GloucesterTimes.com, Gloucester, MA

Local News

March 4, 2010

Charter school signs lease

Former Medical Center building to house school

The Gloucester Community Arts Charter School has signed — and this time the landlord has accepted — a lease that will allow the school to open its doors in the Blackburn Industrial Park building recently vacated by the Cape Ann Medical Center.

The building at 2 Blackburn Drive was the charter school's second choice location, targeted only after a deal to lease space in the William G. Brown Building on Pleasant Street fell through in January.

Like the proposed deal for space in Brown's Mall, the former medical center building lease will be for 15 years with an average annual rent of around $406,000.

But unlike Brown's Mall, the Blackburn space does not fulfill the goal of charter founders to be downtown and within walking distance of the city's primary cultural institutions.

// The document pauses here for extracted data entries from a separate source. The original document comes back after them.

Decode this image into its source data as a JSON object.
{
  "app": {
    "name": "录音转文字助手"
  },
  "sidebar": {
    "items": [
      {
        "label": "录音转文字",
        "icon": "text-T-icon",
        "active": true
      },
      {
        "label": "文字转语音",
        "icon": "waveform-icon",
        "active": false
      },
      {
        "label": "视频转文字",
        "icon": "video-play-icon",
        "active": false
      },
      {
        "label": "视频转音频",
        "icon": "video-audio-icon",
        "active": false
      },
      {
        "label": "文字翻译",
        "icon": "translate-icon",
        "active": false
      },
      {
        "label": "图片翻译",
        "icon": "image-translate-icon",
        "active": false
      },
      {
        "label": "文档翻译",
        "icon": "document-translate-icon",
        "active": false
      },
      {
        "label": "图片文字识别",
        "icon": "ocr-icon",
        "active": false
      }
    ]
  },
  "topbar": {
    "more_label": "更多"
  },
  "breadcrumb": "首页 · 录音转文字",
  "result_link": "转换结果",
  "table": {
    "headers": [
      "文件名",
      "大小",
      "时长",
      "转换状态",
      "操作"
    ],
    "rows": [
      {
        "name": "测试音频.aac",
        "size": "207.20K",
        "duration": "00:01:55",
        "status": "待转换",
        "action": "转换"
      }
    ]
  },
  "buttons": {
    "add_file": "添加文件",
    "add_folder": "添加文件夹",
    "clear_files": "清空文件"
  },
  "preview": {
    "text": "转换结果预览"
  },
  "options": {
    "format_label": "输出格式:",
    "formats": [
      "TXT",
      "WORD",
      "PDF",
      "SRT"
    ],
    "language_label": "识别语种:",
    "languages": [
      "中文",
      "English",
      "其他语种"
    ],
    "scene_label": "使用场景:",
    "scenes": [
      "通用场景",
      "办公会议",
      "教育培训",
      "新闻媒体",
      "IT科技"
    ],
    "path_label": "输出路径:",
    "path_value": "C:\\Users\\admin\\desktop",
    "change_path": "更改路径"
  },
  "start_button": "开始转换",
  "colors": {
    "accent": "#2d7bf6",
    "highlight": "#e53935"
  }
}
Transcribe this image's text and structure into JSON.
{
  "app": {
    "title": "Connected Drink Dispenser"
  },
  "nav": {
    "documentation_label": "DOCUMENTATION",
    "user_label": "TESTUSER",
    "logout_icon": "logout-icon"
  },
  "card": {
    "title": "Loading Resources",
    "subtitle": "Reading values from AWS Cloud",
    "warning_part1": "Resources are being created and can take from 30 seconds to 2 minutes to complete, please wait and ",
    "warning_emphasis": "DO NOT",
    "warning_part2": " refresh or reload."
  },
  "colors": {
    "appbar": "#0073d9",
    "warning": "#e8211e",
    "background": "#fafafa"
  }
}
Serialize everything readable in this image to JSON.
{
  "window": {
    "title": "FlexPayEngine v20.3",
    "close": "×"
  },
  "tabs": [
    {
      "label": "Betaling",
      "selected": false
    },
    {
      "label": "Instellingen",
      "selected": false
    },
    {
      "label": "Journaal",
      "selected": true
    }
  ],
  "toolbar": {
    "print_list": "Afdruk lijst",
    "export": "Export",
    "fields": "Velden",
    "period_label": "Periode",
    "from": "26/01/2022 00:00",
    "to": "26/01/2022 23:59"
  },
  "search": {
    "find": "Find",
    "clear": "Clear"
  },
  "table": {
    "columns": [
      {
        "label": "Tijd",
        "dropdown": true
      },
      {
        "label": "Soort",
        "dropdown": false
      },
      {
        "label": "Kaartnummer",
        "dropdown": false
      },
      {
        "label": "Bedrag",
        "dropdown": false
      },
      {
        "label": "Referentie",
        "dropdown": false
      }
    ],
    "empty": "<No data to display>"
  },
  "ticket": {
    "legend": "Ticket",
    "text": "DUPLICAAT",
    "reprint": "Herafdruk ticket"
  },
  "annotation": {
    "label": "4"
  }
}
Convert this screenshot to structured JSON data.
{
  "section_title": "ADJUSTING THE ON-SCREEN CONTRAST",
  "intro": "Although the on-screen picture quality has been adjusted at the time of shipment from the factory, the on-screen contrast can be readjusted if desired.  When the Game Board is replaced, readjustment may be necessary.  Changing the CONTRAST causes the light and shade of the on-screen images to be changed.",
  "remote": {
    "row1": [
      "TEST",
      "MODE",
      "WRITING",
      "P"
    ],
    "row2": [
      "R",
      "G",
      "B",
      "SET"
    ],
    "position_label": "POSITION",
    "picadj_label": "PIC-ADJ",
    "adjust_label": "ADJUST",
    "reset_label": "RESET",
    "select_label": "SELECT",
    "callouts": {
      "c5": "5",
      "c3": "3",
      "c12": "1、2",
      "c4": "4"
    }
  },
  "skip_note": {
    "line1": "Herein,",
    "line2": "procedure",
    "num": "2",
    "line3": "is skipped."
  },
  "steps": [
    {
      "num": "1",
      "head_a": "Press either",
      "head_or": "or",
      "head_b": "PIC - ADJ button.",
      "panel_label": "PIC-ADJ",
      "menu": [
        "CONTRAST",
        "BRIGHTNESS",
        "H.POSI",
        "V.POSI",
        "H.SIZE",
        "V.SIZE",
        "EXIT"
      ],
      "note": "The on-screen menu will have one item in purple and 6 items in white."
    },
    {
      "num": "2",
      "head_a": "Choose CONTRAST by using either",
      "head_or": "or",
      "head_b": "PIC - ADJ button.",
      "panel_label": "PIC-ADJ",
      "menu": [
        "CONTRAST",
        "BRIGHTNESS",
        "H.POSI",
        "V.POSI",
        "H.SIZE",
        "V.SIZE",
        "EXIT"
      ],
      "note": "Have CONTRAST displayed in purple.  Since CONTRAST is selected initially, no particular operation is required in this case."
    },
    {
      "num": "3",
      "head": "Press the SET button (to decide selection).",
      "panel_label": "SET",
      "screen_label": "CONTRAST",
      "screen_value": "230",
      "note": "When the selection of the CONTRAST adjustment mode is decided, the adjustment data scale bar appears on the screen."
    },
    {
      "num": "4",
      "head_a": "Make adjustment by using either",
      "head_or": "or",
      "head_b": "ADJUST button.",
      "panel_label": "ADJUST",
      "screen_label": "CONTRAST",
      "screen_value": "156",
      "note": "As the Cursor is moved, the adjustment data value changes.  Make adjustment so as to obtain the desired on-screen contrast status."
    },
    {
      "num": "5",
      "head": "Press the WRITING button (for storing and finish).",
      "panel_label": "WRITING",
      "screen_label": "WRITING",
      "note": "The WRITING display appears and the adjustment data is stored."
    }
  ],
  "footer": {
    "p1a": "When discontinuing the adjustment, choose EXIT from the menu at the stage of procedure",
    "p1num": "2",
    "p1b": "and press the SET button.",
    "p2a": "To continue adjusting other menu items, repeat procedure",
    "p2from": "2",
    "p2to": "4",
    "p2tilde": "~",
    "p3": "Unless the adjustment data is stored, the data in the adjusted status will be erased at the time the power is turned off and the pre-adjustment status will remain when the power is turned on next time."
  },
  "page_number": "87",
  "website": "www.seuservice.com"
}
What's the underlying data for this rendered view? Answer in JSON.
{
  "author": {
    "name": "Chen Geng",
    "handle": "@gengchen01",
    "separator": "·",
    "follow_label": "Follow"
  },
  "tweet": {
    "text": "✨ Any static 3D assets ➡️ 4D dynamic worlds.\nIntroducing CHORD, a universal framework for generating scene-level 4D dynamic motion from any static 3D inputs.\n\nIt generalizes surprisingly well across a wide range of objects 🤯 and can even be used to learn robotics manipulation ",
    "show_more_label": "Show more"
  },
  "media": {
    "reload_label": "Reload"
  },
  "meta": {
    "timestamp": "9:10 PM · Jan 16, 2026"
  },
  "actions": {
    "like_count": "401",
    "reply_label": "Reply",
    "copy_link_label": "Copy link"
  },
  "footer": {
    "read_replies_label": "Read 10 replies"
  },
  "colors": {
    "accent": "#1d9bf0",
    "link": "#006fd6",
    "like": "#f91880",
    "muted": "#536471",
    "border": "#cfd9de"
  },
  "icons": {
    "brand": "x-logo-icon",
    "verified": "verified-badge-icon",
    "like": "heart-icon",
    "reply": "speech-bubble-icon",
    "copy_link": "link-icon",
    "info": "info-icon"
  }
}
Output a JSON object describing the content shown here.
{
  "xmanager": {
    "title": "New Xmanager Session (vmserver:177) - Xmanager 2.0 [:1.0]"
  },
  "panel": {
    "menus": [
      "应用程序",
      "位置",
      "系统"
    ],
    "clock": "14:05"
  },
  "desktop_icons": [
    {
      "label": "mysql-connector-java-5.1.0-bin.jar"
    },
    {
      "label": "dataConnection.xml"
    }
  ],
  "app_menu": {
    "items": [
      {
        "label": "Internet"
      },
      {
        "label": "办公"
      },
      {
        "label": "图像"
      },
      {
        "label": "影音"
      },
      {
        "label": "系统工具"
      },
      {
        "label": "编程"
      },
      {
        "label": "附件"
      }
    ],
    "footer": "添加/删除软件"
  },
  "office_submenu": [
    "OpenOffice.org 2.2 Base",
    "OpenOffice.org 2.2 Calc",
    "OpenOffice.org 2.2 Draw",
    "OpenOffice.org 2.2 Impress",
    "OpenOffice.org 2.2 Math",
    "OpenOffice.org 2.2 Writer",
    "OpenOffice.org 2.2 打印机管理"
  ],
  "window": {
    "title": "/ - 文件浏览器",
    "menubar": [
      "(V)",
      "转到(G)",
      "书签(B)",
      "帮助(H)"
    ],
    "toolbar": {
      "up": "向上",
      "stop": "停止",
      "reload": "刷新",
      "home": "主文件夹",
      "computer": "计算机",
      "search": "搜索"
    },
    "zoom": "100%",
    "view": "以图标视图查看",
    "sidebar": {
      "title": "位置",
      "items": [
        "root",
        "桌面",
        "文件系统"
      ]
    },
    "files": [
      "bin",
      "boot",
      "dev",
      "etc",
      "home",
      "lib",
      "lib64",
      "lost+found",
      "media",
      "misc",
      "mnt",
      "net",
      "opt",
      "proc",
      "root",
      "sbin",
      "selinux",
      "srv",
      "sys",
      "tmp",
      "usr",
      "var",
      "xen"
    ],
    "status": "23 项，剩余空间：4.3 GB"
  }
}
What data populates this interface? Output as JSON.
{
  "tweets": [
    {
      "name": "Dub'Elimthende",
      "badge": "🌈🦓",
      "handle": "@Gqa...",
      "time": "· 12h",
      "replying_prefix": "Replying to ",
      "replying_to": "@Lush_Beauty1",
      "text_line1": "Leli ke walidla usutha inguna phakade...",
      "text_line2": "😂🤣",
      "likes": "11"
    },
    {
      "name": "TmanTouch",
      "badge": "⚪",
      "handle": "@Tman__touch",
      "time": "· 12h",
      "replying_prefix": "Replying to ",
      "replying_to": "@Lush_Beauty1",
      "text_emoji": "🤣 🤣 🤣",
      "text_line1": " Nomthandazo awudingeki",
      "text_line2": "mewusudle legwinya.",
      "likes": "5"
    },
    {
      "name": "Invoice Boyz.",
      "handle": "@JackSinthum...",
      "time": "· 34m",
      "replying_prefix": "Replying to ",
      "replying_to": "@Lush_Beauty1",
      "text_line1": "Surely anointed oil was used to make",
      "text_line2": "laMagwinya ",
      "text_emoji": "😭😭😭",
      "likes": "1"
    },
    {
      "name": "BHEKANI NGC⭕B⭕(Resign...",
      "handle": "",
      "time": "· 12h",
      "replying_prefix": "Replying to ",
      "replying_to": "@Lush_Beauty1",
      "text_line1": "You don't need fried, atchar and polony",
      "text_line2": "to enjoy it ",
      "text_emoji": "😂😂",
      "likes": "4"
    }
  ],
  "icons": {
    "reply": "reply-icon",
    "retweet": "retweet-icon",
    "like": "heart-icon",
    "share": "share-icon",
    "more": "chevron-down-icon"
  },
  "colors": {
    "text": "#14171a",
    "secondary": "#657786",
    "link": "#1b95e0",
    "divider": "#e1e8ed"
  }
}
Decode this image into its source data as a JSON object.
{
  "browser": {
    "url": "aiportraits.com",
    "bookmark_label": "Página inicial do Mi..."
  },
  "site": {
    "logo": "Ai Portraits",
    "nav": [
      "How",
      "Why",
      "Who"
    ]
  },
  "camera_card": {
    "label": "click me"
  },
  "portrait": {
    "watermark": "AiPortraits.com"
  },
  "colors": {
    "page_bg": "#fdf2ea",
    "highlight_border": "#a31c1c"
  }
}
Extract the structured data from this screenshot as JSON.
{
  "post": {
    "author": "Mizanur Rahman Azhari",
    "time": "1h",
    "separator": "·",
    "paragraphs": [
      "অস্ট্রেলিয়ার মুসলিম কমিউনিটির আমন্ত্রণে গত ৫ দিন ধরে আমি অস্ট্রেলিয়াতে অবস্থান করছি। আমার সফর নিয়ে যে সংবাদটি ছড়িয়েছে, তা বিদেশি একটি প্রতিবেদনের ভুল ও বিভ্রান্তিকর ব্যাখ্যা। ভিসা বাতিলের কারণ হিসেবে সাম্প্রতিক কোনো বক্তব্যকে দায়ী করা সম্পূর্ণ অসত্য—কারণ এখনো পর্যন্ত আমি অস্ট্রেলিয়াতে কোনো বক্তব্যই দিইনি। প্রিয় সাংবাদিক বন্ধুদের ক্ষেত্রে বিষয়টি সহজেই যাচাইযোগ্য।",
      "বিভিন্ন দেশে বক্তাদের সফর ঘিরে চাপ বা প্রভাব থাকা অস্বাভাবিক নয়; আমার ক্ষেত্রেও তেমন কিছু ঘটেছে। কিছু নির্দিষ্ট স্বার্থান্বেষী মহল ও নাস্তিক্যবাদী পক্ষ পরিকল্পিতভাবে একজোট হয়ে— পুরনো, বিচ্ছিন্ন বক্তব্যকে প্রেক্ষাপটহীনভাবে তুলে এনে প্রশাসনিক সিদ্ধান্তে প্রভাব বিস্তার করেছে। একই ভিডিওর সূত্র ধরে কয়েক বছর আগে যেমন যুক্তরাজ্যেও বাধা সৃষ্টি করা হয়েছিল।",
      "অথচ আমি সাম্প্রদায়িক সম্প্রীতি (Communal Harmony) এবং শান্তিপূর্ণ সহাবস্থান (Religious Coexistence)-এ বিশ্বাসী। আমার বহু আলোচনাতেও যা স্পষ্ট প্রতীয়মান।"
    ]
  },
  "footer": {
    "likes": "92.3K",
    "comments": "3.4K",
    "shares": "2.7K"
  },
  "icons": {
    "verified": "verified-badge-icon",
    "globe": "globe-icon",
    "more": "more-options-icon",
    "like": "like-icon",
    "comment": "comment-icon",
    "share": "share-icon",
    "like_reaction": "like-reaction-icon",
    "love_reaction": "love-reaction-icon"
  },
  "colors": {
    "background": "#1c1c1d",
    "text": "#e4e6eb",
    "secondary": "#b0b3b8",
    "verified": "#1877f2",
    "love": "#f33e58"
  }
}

The main advantages of the new site are for drivers.

A lack of off-street parking and a dedicated bus drop-off were major concerns for the Brown's Mall location. Blackburn is built for automobiles and charter officials yesterday promised plenty of parking and easy pick-up.

The Blackburn site will also allow the school to provide plenty of outdoor recess space for students and a larger gym than Brown's Mall.

After weeks of rumors that they were close to a deal, the charter school board of trustees announced they had signed a lease for Brown's Mall.

But it became clear within a few days that the owners of that building, the Montagnino family, had not signed the deal and negotiations were stalled over the cost of renovations and parking.

In early February, charter officials confirmed that the deal for Brown's Mall was dead and they had turned to a second choice "close to downtown," widely assumed to be the former medical center.

"I think it allows us to do a larger multipurpose space and there will be lots of outdoor play space here," said interim charter school Executive Director Matthew Gallup about being in Blackburn yesterday. "And parking is not an issue."

To make it suitable for use as a school, the owner of 2 Blackburn Drive, Mick Lafata, has agreed to do $1.8 million worth of renovations to the 1971 building, including the addition of a new gymnasium and kitchen.

The inside of the building will also be gutted and a new roof, windows and ventilation system installed.

Since the medical center announced that it was moving across the street to the former National Oceanic and Atmospheric Administration building, Lafata had been searching for a tenant or buyer for his property.

He had an agreement in principal to sell the parcel to a hotel developer looking to built a Hampton Inn & Suites, but that deal was scuttled when the city balked at changing the zoning in the industrial park. The hotel is now being proposed for land on the west bank of the Annisquam River, next to Cape Ann Marina.

"I think this is a long-term solution for the building," Lafata said. "(The school) likes it because it gives them a more campus-like setting. And down the road if I need to add more space I can."

The announcement of a lease comes at a critical time for the charter school, as it works to recruit students in advance of a March 15 lottery and March 19 deadline to file an enrollment report with the state.

The charter school has endured more than a year of constant criticism from local public school supporters — opposed to its cost to the district schools — and a place at the center of a state-wide controversy over political arm-twisting.

Gallup yesterday admitted that the school was below the 120 student applications it is looking for to fill its first enrollment targets in grades 4-7, although he declined to say how many applications the school had actually received. The school ultimately is looking for 240 students in kindergarten through grade 8.

But Gallup indicated that he was not overly concerned about the enrollment, and that even if the school does not fill up immediately, it will keep recruiting students for as long as it takes.

Critics of Gloucester Community Arts have repeatedly accused its organizers of being overly secretive and unresponsive to questions about their operations.

Gloucester School Superintendent Christopher Farmer on Wednesday told the School Committee he had been refused a request for minutes of charter board meetings by a lawyer representing the school on the grounds that he was harassing them.

The composition of the GCA Board of Trustees has also been a subject of dispute.

Several parents and district leaders say they have been unable to get a list of board members and believe that the board may be below the seven-member minimum spelled out in its bylaws.

Gallup yesterday said there are now seven members on the board (after Joe Knowles of Manchester Wednesday replaced Kate Ruff, who resigned a month ago) although he could not name them.

The last of seven information sessions run by the charter school was scheduled for last night at the Sawyer Free Library.